La signature numérisée est suffisante dès lors qu’elle permet d’identifier son auteur
Au visa de l’article L 1242-12, alinéa 1 du Code du travail, après avoir rappelé l’obligation de formalisme prévue à cet article, selon lequel le CDD est établi par écrit et comporte la définition précise de son motif sous peine de requalification, la chambre sociale de la Cour de cassation rejette le pourvoi et valide le raisonnement des juges du fond.
Ainsi, si l’image numérisée d’une signature ne peut être assimilée à un mécanisme de signature électronique au sens du Code civil, il n’était pas contesté, en l’espèce, que la signature en cause était celle du gérant de la société et permettait parfaitement de l'identifier, lequel était habilité à signer le contrat de travail. La Haute Juridiction en conclut que l'apposition de ladite signature ne vaut pas absence de signature, en sorte que la demande de requalification devait être rejetée.
En se prononçant ainsi, la chambre sociale marque l’importance de l’identification des signataires, ce qui correspond, en quelque sorte, à l’objectif d’une signature. En effet, dans le cas d’espèce les constatations des juges du fond faisaient ressortir que l’auteur de la signature était parfaitement identifié, ce qui semble avoir été décisif.
A noter :
Par la présente décision, la chambre sociale de la Cour de cassation s’inscrit dans la lignée de précédentes décisions. Dans un arrêt rendu à propos d’une lettre de licenciement, la chambre sociale avait estimé que l’apposition d’une signature numérisée n’équivalait pas à une absence d’écrit (Cass. soc. 17-5-2006 n° 04-46.706 F-D).
Par ailleurs, une décision similaire a été retenue pour un avenant à un accord collectif à propos de l’apposition d’un simple paraphe copié par un tiers (Cass. soc. 5-1-2022 n° 20-17.113 F-D).
Rendue à propos des CDD, la solution est selon nous transposable à tous les contrats de travail pour lesquels un écrit est requis.
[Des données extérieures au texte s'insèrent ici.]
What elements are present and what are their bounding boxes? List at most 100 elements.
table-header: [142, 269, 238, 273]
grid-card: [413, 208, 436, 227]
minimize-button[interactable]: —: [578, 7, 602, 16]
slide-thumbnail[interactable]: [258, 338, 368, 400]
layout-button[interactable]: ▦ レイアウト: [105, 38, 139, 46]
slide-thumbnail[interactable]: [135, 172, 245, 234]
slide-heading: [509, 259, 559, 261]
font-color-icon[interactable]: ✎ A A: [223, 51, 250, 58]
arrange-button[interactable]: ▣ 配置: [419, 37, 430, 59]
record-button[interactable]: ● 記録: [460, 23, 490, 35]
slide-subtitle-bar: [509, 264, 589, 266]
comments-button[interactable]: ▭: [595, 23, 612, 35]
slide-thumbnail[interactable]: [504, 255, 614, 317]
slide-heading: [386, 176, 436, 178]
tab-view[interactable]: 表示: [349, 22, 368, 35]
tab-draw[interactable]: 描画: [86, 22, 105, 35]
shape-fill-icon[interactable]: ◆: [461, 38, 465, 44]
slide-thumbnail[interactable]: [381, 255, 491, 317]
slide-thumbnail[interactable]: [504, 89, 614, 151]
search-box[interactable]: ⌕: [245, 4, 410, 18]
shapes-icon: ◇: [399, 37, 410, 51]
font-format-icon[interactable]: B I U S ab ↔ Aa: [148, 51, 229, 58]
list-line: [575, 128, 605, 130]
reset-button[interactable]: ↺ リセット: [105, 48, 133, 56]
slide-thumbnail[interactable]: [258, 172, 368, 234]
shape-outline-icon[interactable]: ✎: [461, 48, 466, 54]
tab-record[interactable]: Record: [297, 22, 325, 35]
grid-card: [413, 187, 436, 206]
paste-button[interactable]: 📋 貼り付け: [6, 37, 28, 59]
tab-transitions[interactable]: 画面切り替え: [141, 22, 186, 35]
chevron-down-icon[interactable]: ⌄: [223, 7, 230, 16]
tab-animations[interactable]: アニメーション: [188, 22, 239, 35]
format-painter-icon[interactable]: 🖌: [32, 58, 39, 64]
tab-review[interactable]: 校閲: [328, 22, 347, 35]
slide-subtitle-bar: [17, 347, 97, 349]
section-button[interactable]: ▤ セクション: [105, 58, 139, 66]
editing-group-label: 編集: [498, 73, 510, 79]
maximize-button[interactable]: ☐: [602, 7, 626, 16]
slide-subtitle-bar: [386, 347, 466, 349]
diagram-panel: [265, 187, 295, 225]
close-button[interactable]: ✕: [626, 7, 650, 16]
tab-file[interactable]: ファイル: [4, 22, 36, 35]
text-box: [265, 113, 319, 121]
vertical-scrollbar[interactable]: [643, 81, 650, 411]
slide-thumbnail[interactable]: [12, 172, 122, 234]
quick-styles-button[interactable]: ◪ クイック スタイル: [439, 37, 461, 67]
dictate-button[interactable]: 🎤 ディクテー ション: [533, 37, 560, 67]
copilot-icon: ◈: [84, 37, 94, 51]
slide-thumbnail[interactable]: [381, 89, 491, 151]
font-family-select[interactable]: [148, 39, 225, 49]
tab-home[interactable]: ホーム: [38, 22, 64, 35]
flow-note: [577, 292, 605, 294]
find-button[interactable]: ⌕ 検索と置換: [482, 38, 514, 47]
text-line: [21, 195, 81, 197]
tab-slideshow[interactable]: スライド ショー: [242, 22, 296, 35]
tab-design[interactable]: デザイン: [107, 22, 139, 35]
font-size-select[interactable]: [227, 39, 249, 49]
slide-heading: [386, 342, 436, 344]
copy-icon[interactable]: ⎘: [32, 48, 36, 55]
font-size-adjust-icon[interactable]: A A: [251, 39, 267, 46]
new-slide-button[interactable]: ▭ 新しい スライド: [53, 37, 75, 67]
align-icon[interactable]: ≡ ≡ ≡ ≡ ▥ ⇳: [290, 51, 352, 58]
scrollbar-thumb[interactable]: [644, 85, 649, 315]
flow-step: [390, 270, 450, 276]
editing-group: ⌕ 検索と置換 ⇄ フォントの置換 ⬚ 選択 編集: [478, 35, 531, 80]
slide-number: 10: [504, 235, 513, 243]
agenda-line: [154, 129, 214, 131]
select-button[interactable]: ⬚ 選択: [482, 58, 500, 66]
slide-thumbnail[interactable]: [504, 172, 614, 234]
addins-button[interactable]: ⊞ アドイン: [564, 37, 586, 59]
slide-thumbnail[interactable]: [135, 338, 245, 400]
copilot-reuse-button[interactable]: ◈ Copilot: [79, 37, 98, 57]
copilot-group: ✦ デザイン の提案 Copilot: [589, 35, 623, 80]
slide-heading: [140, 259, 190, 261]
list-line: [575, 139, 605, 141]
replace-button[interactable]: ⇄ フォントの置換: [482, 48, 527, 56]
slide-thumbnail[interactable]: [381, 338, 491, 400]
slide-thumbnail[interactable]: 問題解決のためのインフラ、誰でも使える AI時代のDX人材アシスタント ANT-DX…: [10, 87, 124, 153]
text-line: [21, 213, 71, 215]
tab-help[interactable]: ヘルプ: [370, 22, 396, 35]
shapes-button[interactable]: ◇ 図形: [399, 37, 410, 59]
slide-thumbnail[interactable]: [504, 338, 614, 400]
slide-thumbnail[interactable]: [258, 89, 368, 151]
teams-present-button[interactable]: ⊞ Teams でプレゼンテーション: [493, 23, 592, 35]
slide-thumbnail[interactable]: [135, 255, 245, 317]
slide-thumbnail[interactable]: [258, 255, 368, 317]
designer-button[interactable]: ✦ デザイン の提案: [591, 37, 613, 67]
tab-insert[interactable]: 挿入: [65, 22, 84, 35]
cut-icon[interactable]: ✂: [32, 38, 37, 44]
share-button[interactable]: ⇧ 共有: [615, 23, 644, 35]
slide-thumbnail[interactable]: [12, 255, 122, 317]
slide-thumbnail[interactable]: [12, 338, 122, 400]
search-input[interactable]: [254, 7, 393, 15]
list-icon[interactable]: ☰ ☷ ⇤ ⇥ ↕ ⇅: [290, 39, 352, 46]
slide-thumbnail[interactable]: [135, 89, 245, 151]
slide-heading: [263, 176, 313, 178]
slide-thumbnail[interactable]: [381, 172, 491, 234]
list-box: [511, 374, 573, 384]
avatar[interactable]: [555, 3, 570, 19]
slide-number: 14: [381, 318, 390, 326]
Notamment, elle l’est aux contrats de mission, la jurisprudence assimilant, comme dans le cas des CDD, l’absence de signature d’un tel contrat par l’une des parties à une absence d’écrit sanctionnée par la requalification des relations contractuelles en contrat à durée indéterminée auprès de l’entreprise de travail temporaire (Cass. soc. 17-9-2008 n° 07-40.704 F-PB).
Enfin, dès lors qu’une signature numérisée permet d’identifier l’auteur d’un écrit requis pour la validité d’un acte, elle permet à plus forte raison d’identifier l’auteur d’un écrit produit uniquement à titre de preuve, par exemple quand il s’agit d’apporter la preuve de certaines clauses du CDI.